About 20 birds are released twice a year after completing a three-month training program that prepares them for life outside a cage.
“They are learning to fly, finding food and getting used to being around humans,” said Tomoki Tsuchiya, who is working with the local government of Sado to make the island toki-friendly.
City officials even practice farm around the birds to familiarize them with sound.
When the first toki were released on Sado, there were so many gaps in knowledge about the species that volunteers analyzed their droppings to find out what the birds ate.
There were missteps: Officials prepared a remote mountain site for the release, thinking the birds would prefer isolation, but the toki instead flew to fields frequented by farmers.
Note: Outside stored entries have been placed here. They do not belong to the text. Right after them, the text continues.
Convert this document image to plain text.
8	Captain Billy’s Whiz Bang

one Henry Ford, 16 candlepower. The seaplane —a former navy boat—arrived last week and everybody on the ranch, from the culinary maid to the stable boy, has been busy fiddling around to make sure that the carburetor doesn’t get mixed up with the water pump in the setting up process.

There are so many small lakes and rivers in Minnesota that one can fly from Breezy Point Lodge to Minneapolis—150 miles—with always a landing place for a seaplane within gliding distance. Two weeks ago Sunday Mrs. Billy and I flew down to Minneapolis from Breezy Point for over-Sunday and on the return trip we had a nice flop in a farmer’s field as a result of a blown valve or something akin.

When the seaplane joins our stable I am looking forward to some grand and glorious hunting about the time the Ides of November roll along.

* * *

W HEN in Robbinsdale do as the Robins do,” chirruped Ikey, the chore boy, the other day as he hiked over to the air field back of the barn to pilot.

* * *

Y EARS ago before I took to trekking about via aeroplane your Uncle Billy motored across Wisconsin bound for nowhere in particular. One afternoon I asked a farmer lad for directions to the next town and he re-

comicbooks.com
Tomoki Tsuchiya’s interest in toki was encouraged by his father, Masaoki.
But it’s a fascination shared by many on Sado, where the bird is rendered as a cute mascot on everything from T-shirts to milk cartons.
“How can I express it? Toki is so important to the people of Sado,” the 42-year-old said. “It’s like a family.”
Even after training, a toki’s future is precarious: only about half survive predators like snakes and weasels, and the survival rate of newborn chicks is similar.
But enough has flourished for Japan to expand the Sado program, and there have been successes elsewhere. The Chinese wild population now numbers over 4,450 individuals, and a South Korean project released 40 toki for the first time in 2019.
For Saito, who speaks like toki squawk nearby, the bird’s resurrection is part of a bigger achievement on Sado – a new approach to agriculture and the environment.
“When this project started, what I dreamed about the most was seeing toki flying above me while I was cultivating,” he said.
“An environment that’s good for toki is an environment that’s also safe for humans, and that’s something the people of Sado can be proud of.”